We looked at Leeds. He upturned a palm.

“Well,” he said, half apology and half protest, “I’m no trained detective. I asked him straight, and he just laughed at me. You didn’t want anyone else to get a hint of it, that you were curious about money he wasn’t getting from you, so I was pretty limited in my asking around. I did my best, Sarah, you know I did.”

“It seems to me,” Wolfe told her, “that Mr. Leeds had one good idea — asking him. Have you tried that yourself?”

“Certainly. Long ago. He told me that an investment he had made was doing well.”

“Maybe it was. Why not?”

“Not with my husband.” She was positive. “I know how he is with money. It isn’t in him to make an investment. Another thing: he is away more now. I don’t know where he is as much as I used to. I don’t mean weeks or even days, just an afternoon or evening — and several times he has had an appointment that he couldn’t break when I wanted him to—”

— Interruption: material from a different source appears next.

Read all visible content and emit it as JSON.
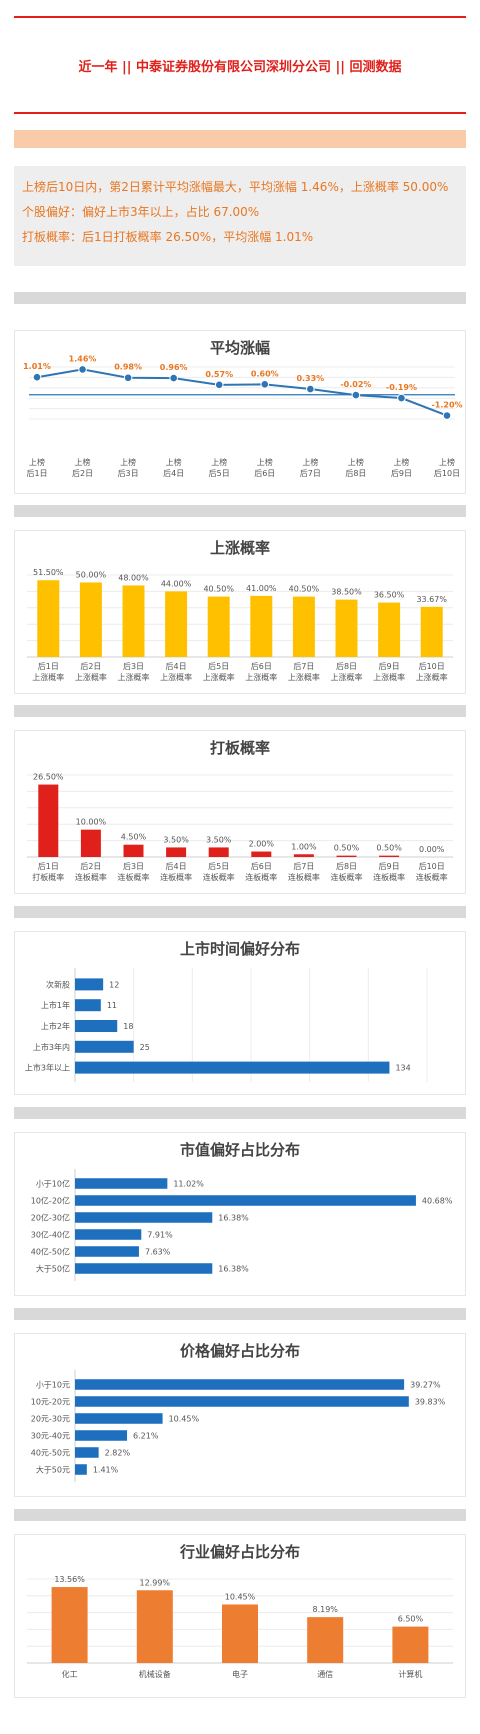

Wolfe grunted, and she was at him. “I know! You think I feel that I’ve bought him and I own him! That’s not it at all! All I really want is to be like a wife, just any wife — not beautiful and not ugly, not rich and not poor — just a wife! And hasn’t a wife a right to know the source of her husband’s income — isn’t it her duty to know? If you had a wife wouldn’t you want her to know?”

Wolfe made a face. “I can tell you, madam, what I don’t want. I don’t want this job. I think you’re gulling me. You suspect that your husband is swindling you, either emotionally or financially, and you want me to catch him at it.” He turned to me. “Archie. You’ll have to change that formula. Hereafter, when a request comes for an appointment, do not say merely that we will not undertake to get divorce or separation evidence. Make it clear that we will not engage to expose a husband for a wife, or a wife for a husband, under any camouflage. May I ask what you are doing, Mrs. Rackham?”

She had opened her brown leather handbag and taken out a checkfold and a little gold fountain pen. Resting the checkfold on the bag, she was writing in it with the pen. Wolfe’s question got no reply until she had finished writing, torn out the check, returned the fold and pen to the bag, and snapped the bag shut. Then she looked at him.

“I don’t want you to expose my husband, Mr. Wolfe.” She was holding the check with her thumb and fingertip. “God knows I don’t! I just want to know. You’re not ugly and afraid and neurotic like me, you’re big and handsome and successful and not afraid of anything. When I knew I had to have help and my cousin couldn’t do it, and I wouldn’t go to anyone I knew, I went about it very carefully. I found out all about you, and no one knows I did, or at least why I did. If my husband is doing something that will hurt me that will be the end; but I don’t want to expose him, I just have to know. You are the greatest detective on earth, and you’re an honest man. I just want to pay you for finding out where and how my husband is getting money, that’s all. You can’t possibly say you won’t do it. Not possibly!”

She left her chair and went to put the check on his desk in front of him. “It’s for ten thousand dollars, but that doesn’t mean I think that’s enough. Whatever you say. But don’t you dare say I want to expose him! My God — expose him?”